Switching from musical numbers to drama, twentysomething Fin (Rory Gradon) and Fi (Elinor Peregrin), on guitar and bodhran, explain matter-of-factly that they are lovers in a band. The third band-member Sam (Elisabeth Flett) on violin and recorder provides mostly soundtrack.

Fin, we learn, has what might be described as an obsession with salmon, and is angry over what we have done to this essential species (warming and acidifying oceans are bad news for these cold-water fish). There is much railing against humanity of the “we’re shit” variety, with segues into the horrors of fish farms, over-fishing, and, more interestingly, how biologically similar we are to salmon. 

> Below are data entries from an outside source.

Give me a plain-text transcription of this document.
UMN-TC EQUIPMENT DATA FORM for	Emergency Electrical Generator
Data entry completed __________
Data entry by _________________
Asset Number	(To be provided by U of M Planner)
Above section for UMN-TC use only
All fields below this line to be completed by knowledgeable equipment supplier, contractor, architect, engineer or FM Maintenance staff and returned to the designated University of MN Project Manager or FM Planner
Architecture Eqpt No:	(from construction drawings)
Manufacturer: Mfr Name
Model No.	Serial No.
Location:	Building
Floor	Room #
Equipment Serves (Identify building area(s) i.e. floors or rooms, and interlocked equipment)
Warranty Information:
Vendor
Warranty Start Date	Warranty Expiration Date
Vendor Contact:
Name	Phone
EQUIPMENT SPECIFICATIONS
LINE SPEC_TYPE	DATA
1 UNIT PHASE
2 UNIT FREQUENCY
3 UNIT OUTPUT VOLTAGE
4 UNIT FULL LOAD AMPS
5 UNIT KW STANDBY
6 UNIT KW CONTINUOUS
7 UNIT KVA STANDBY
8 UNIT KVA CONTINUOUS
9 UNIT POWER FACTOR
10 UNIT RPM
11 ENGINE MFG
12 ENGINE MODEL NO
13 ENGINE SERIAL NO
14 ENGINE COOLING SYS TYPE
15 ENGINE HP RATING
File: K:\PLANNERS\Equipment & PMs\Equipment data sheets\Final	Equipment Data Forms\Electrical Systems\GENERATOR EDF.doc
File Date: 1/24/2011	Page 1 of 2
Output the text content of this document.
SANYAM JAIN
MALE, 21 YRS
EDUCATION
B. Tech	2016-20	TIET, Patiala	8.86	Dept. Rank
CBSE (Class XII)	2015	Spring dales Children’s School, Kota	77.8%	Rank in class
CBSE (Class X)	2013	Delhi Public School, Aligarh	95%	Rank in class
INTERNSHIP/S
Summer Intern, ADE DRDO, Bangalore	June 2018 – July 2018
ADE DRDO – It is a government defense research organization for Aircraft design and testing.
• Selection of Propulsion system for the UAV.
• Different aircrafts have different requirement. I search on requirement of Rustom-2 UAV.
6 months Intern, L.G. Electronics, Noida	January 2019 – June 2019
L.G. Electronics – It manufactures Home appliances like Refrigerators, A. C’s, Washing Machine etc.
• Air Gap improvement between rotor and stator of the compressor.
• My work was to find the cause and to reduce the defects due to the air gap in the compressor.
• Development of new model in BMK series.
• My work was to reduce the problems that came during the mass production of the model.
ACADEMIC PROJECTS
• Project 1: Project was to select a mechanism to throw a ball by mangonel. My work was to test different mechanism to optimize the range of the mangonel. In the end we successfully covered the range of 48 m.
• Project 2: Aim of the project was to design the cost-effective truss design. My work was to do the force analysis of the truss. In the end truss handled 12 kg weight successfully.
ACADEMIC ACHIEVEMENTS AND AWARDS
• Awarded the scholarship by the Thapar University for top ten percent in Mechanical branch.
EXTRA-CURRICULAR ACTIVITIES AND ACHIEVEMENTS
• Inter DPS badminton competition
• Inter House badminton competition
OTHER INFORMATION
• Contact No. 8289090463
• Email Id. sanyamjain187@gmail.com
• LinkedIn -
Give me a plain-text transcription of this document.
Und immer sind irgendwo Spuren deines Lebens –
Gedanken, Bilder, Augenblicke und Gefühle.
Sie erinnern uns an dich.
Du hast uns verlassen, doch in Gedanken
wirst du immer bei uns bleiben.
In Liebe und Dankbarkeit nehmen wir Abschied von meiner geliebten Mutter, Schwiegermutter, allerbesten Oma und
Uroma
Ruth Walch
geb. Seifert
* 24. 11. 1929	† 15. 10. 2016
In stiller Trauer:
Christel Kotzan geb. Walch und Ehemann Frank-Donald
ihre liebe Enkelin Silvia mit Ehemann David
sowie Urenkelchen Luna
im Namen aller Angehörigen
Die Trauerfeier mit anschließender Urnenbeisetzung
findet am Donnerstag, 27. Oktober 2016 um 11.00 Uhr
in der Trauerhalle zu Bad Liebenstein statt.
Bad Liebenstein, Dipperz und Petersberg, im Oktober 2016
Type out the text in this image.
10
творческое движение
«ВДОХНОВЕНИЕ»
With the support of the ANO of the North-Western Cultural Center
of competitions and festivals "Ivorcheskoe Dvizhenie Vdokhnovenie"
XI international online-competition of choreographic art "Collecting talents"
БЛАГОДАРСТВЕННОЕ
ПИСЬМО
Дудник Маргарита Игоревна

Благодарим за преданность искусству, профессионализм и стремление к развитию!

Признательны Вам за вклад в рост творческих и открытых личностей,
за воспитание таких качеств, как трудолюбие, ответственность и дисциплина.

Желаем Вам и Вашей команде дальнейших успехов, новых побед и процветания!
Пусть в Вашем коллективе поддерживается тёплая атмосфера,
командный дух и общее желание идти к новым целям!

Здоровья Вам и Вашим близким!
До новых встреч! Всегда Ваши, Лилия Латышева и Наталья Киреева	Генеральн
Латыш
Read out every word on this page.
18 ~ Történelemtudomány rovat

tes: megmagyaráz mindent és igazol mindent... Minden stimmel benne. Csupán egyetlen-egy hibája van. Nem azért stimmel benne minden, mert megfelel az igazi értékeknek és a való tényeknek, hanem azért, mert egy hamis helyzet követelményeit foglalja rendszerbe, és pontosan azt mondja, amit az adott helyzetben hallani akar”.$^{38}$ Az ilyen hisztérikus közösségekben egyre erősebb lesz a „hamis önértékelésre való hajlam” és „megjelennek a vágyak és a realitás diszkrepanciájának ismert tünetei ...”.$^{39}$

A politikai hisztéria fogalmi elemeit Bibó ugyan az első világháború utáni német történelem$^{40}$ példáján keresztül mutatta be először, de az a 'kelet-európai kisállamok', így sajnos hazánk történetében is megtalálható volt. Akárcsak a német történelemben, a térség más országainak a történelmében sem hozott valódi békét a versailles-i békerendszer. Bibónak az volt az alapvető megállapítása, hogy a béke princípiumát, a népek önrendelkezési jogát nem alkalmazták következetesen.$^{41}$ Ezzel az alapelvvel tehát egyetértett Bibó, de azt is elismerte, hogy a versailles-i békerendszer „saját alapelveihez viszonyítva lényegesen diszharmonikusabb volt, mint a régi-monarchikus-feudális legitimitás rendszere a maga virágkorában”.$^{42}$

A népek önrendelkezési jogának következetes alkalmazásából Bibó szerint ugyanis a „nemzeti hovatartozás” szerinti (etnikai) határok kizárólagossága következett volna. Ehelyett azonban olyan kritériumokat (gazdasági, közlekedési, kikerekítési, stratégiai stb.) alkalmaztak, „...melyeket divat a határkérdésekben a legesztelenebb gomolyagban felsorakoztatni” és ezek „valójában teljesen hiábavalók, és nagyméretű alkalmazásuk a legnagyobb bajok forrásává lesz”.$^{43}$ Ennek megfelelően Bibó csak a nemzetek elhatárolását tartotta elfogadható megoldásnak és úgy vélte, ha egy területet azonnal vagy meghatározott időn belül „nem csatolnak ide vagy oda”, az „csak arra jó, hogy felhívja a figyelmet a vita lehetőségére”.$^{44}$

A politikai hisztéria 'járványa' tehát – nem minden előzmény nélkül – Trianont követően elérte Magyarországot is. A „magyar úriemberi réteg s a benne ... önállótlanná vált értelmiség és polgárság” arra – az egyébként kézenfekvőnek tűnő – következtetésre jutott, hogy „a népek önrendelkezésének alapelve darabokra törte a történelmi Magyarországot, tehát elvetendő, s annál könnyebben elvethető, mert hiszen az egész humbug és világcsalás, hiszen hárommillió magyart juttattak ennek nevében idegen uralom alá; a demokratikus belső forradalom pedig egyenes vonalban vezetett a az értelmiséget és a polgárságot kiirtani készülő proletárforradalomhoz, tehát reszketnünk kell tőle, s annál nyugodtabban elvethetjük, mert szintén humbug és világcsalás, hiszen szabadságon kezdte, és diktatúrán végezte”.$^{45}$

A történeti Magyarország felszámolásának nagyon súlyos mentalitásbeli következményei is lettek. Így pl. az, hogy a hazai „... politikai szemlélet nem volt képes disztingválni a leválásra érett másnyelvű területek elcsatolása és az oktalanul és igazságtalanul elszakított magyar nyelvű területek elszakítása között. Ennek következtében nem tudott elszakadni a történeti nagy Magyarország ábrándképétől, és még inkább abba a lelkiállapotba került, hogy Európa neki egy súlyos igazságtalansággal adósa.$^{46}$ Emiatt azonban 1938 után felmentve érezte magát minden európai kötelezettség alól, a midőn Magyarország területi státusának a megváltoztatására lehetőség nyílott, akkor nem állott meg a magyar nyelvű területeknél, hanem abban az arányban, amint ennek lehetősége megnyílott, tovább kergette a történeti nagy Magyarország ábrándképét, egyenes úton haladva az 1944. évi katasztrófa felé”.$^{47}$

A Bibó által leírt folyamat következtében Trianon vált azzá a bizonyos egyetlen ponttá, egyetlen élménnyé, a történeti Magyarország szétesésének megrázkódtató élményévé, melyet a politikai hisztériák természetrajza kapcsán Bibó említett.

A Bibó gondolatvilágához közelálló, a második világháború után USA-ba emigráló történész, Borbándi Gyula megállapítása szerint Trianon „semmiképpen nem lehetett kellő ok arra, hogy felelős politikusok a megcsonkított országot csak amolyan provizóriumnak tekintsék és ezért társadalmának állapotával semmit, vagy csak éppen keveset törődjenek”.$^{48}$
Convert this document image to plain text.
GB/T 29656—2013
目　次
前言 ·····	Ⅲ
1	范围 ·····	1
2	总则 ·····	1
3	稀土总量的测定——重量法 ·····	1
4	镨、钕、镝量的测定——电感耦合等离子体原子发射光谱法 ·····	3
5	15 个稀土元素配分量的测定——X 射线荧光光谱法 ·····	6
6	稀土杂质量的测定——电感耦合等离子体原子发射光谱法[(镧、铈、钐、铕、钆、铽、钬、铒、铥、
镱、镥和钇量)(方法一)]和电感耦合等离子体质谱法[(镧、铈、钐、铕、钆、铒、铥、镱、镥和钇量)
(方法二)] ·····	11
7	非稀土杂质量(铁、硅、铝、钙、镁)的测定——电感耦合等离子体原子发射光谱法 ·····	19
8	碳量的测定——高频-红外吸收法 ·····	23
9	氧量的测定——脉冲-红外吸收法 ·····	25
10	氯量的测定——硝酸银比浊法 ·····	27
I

Things start going weird when Fin announces to his fellow band members that he’s a fish and that he’s going to travel back in time to prevent humankind evolving from fish. In one scene with his "mammy", he talks to a piece of fish in a styrofoam packet from Tesco.

Musically the trio are accomplished, particularly Flett’s effects box soundscapes and jaunty fiddle and recorder-playing and Peregrin’s husky vocals. James Ireland’s script manages to avoid talking too much from the ecological soapbox, even if the result is quite bizarre, but credit is due to any theatre company that manages to have its audience happily singing along “Anyone of us could have grown up to be a fish!”